Malgré un mercure en berne, ils sont plus de 46 000 à se masser dans le Riverfront Stadium. Parmi eux, quelques âmes suicidaires qui font tomber le haut. Ancien Packer, le coach des Bengals Forrest Gregg connait bien ce genre de conditions dantesques. En 1967, lors du Ice Bowl, il était sur le terrain. Avant d’entrer sur le synthétique, il prévient ses joueurs : ça sera aussi douloureux et désagréable qu’un rendez-vous chez le dentiste, mais en bien plus long. Les locaux gagnent le toss et choisissent d’avoir le vent frigorifiant dans le dos plutôt que le ballon. L’objectif : neutraliser le jeu aérien des Californiens d’entrée en les contraignant à jouer face aux éléments. Ils engageront à nouveau au retour des vestiaires. Un fait rare dans l’histoire de la NFL.

Un field goal pour ouvrir le score, un fumble recouvert sur les 12 yards sur le coup d’envoi et une réception victorieuse du tight end M. L. Harris. La stratégie est payante et les joueurs de l’Ohio font rapidement le trou (10-0).
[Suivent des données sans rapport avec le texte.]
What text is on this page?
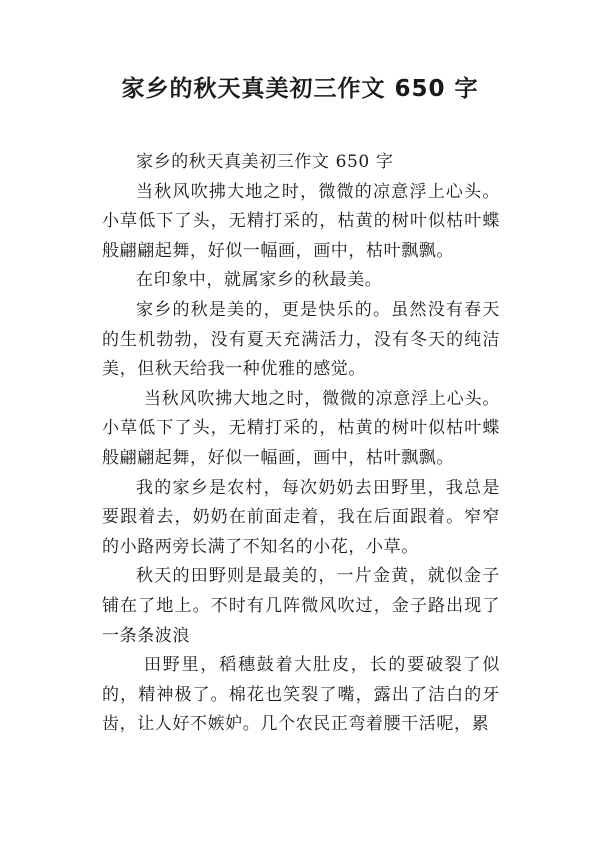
家乡的秋天真美初三作文 650 字

家乡的秋天真美初三作文 650 字

当秋风吹拂大地之时，微微的凉意浮上心头。小草低下了头，无精打采的，枯黄的树叶似枯叶蝶般翩翩起舞，好似一幅画，画中，枯叶飘飘。

在印象中，就属家乡的秋最美。

家乡的秋是美的，更是快乐的。虽然没有春天的生机勃勃，没有夏天充满活力，没有冬天的纯洁美，但秋天给我一种优雅的感觉。

当秋风吹拂大地之时，微微的凉意浮上心头。小草低下了头，无精打采的，枯黄的树叶似枯叶蝶般翩翩起舞，好似一幅画，画中，枯叶飘飘。

我的家乡是农村，每次奶奶去田野里，我总是要跟着去，奶奶在前面走着，我在后面跟着。窄窄的小路两旁长满了不知名的小花，小草。

秋天的田野则是最美的，一片金黄，就似金子铺在了地上。不时有几阵微风吹过，金子路出现了一条条波浪

田野里，稻穗鼓着大肚皮，长的要破裂了似的，精神极了。棉花也笑裂了嘴，露出了洁白的牙齿，让人好不嫉妒。几个农民正弯着腰干活呢，累
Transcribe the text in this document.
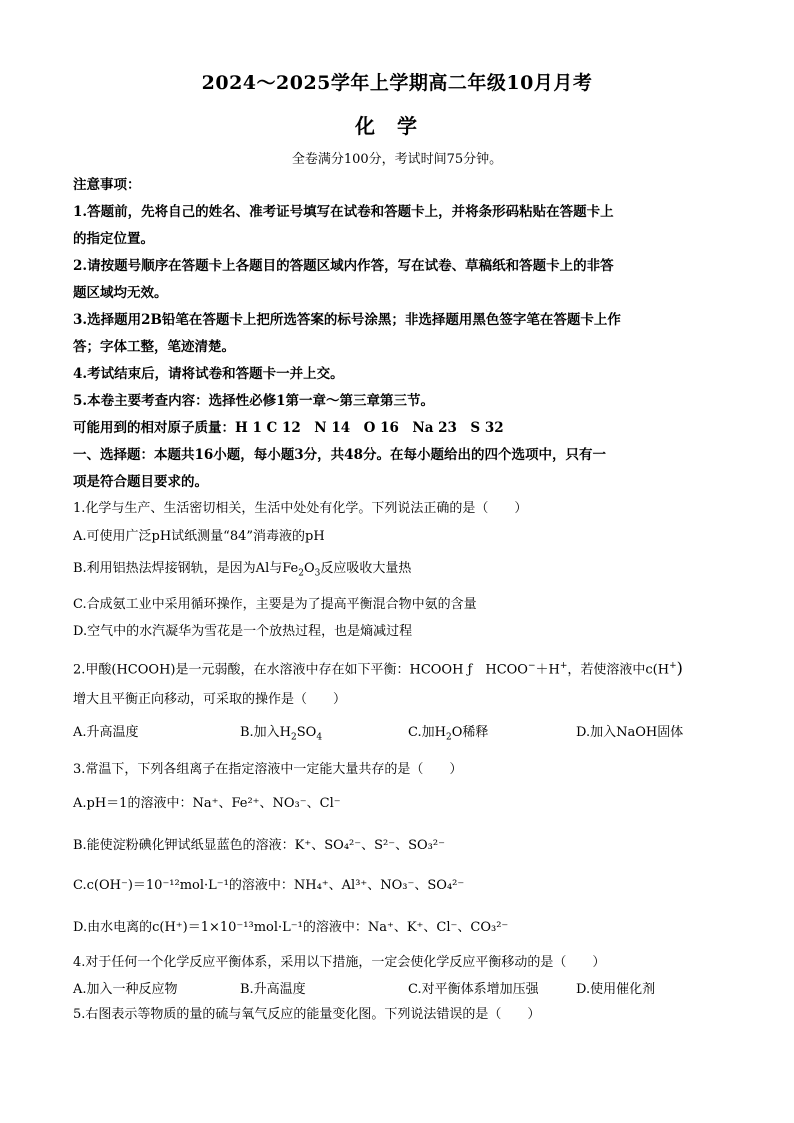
2024～2025学年上学期高二年级10月月考
化学
全卷满分100分，考试时间75分钟。
注意事项：
1.答题前，先将自己的姓名、准考证号填写在试卷和答题卡上，并将条形码粘贴在答题卡上
的指定位置。
2.请按题号顺序在答题卡上各题目的答题区域内作答，写在试卷、草稿纸和答题卡上的非答
题区域均无效。
3.选择题用2B铅笔在答题卡上把所选答案的标号涂黑；非选择题用黑色签字笔在答题卡上作
答；字体工整，笔迹清楚。
4.考试结束后，请将试卷和答题卡一并上交。
5.本卷主要考查内容：选择性必修1第一章～第三章第三节。
可能用到的相对原子质量：H 1 C 12　N 14　O 16　Na 23　S 32
一、选择题：本题共16小题，每小题3分，共48分。在每小题给出的四个选项中，只有一
项是符合题目要求的。
1.化学与生产、生活密切相关，生活中处处有化学。下列说法正确的是（　　）
A.可使用广泛pH试纸测量“84”消毒液的pH
B.利用铝热法焊接钢轨，是因为Al与$Fe_2O_3$反应吸收大量热
C.合成氨工业中采用循环操作，主要是为了提高平衡混合物中氨的含量
D.空气中的水汽凝华为雪花是一个放热过程，也是熵减过程
2.甲酸(HCOOH)是一元弱酸，在水溶液中存在如下平衡：HCOOH ƒ　HCOO−＋H+，若使溶液中c(H+)
增大且平衡正向移动，可采取的操作是（　　）
A.升高温度	B.加入$H_2SO_4$	C.加$H_2O$稀释	D.加入NaOH固体
3.常温下，下列各组离子在指定溶液中一定能大量共存的是（　　）
A.pH＝1的溶液中：Na⁺、Fe²⁺、NO₃⁻、Cl⁻
B.能使淀粉碘化钾试纸显蓝色的溶液：K⁺、SO₄²⁻、S²⁻、SO₃²⁻
C.c(OH⁻)＝10⁻¹²mol·L⁻¹的溶液中：NH₄⁺、Al³⁺、NO₃⁻、SO₄²⁻
D.由水电离的c(H⁺)＝1×10⁻¹³mol·L⁻¹的溶液中：Na⁺、K⁺、Cl⁻、CO₃²⁻
4.对于任何一个化学反应平衡体系，采用以下措施，一定会使化学反应平衡移动的是（　　）
A.加入一种反应物	B.升高温度	C.对平衡体系增加压强	D.使用催化剂
5.右图表示等物质的量的硫与氧气反应的能量变化图。下列说法错误的是（　　）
Face au vent, le kicker des Chargers rate la cible de 37 yards et les siens restent fanny. Si les visiteurs du Sud parviennent à trouver la faille dans le 2e quart-temps grâce à l’inévitable doublette Dan Fouts-Kellen Winslow, c’est pour mieux plier avant la pause. Incapable de s’adapter aux conditions dantesques, le passeur de San Diego se fait intercepter une première fois à quelques pas de la Terre promise. Puis une seconde. Dans la peinture cette fois-ci. Pourtant, rien n’est encore joué au moment d’aller se réchauffer au vestiaire (17-7). Des deux côtés du ballon, les joueurs doivent composer avec le vent tourbillonnant. Impossible de lancer de parfaites spirales. Sauf quand on s’appelle Ken Anderson.

« Essayer de lancer le ballon sans gants dans ce froid est presque impossible, » raconte l’ancien Charger à l’époque, puis Bengal plus tard, Charlie Joiner. « Il faudrait avoir des mains de gorille pour pouvoir attraper quoique ce soit. J’ai joué avec Ken Anderson pendant trois ans et demi. Il avait des mains immenses. »

« Par chance, j’ai toujours eu le don de lancer des spirales vraiment serrées, ce qui m’a vraiment aidé ce jour-là, » explique l’intéressé. « Nous nous sommes cantonnés à notre jeu court et intermédiaire dans les airs. Nous n’avons pas souvent envoyé le ballon vers les lignes de touche. Nous somme restés fixés sur le milieu du terrain. »

La clé du match. Car dans les airs, le ballon valdingue dans tous les sens. Ne comptez pas l’attraper avec vos mains ou du bout des doigts. Pour se saisir du cuir, il faut savoir anticiper ses ondulations et le coincer contre sa poitrine. L’ajustement. La clé des airs ce 10 janvier. Et à ce petit jeu, Ken Anderson et les défenseurs de l’Ohio ont donné une leçon à Dan Fouts et ses receveurs.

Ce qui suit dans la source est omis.